The crisis also forced the Portuguese and Spanish governments to indefinitely delay a high-speed train connection, as Portugal slapped new tolls on the modern highway system connecting the regions, further undermining joint economic development of the Atlantic Axis.
It was only in May that the countries’ leaders signed the final agreements to create a nonstop train, with a single ticket, and to integrate the highway toll system, raising hope that a new phase of cooperation will finally get started, after more than two decades.
“The idea is good,” Dr. Valente says. “There is a web of cities that know their problems well and the solutions” better than distant central government decision makers.

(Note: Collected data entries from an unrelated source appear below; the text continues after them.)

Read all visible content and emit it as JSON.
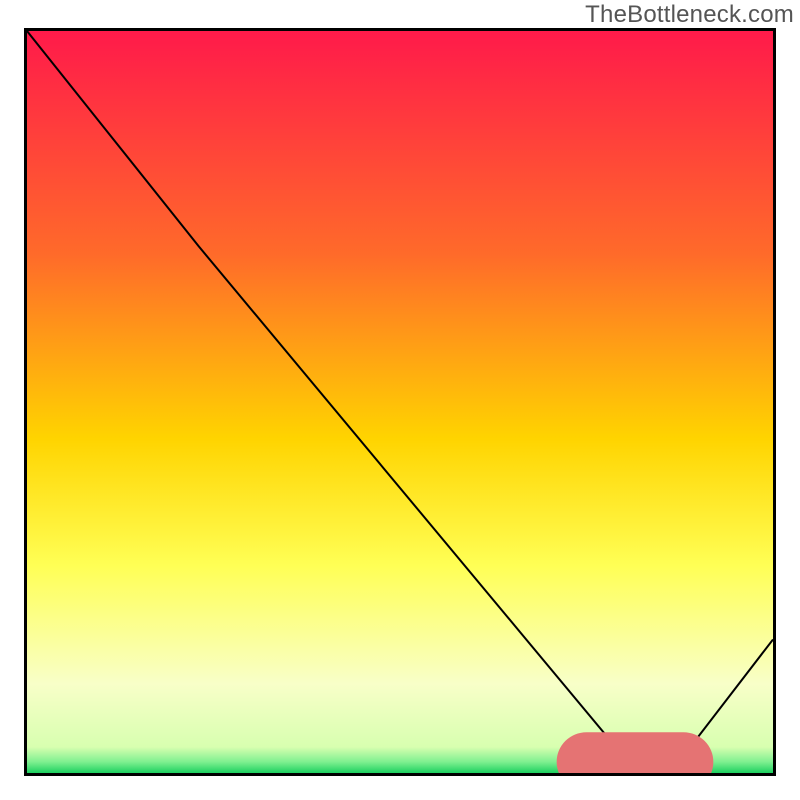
{
  "watermark": "TheBottleneck.com",
  "colors": {
    "top": "#ff1a4a",
    "mid_upper": "#ff7a2a",
    "mid": "#ffd400",
    "mid_lower": "#ffff66",
    "lower": "#f5ffb8",
    "bottom": "#2ecc71",
    "line": "#000000",
    "marker": "#e57373",
    "border": "#000000",
    "watermark": "#555555"
  },
  "chart_data": {
    "type": "line",
    "title": "",
    "xlabel": "",
    "ylabel": "",
    "xlim": [
      0,
      100
    ],
    "ylim": [
      0,
      100
    ],
    "x": [
      0,
      23,
      81,
      87,
      100
    ],
    "values": [
      100,
      71,
      1,
      1,
      18
    ],
    "marker_segment": {
      "x0": 75,
      "x1": 88,
      "y": 1.5
    },
    "gradient_stops": [
      {
        "offset": 0.0,
        "color": "#ff1a4a"
      },
      {
        "offset": 0.3,
        "color": "#ff6a2a"
      },
      {
        "offset": 0.55,
        "color": "#ffd400"
      },
      {
        "offset": 0.72,
        "color": "#ffff55"
      },
      {
        "offset": 0.88,
        "color": "#f8ffc8"
      },
      {
        "offset": 0.965,
        "color": "#d8ffb0"
      },
      {
        "offset": 0.985,
        "color": "#7ff090"
      },
      {
        "offset": 1.0,
        "color": "#1dd060"
      }
    ]
  }
}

Vázquez has grand plans that all start with the train. “During the crisis we’ve transformed a handicap into an opportunity because we’ve accomplished what we’ve always wanted,” he says. The next priority is improving on the existing train connection and cutting cost for cross-border commerce, especially after highway toll hikes.
He hopes that cooperation on port facilities, border industry, tourism, and other shared development projects will improve the economies of the two isolated regions – by acting as a single entity to attract more funds and investment.
Integrating the tourism offer as a single destination, as opposed to competing with each other, remains a priority. Oporto attracts more tourism than Galicia, both by plan and by cruise.
The future concept is even more ambitious. Once the Panama Canal expansion is completed in 2015, shipping will surge. Vázquez of the Eixo Atlantic expects that to create a great economic opportunity for the region, which boasts a massive port capacity.
“The train is going to be critical to commerce, but also to interconnect port activity. Things will enter through one territory, and exit through another,” Vázquez says.
But Valente is more sober. “Just because we improve our trains doesn’t mean the ships will come here. I know people say it’s all about transportation, but perhaps culture … and universities will mobilize more cooperation,” Valente says.
“The problem are not the ideas, but making them work,” he adds. “There are nine centuries of mistrust and things don’t change by decree.”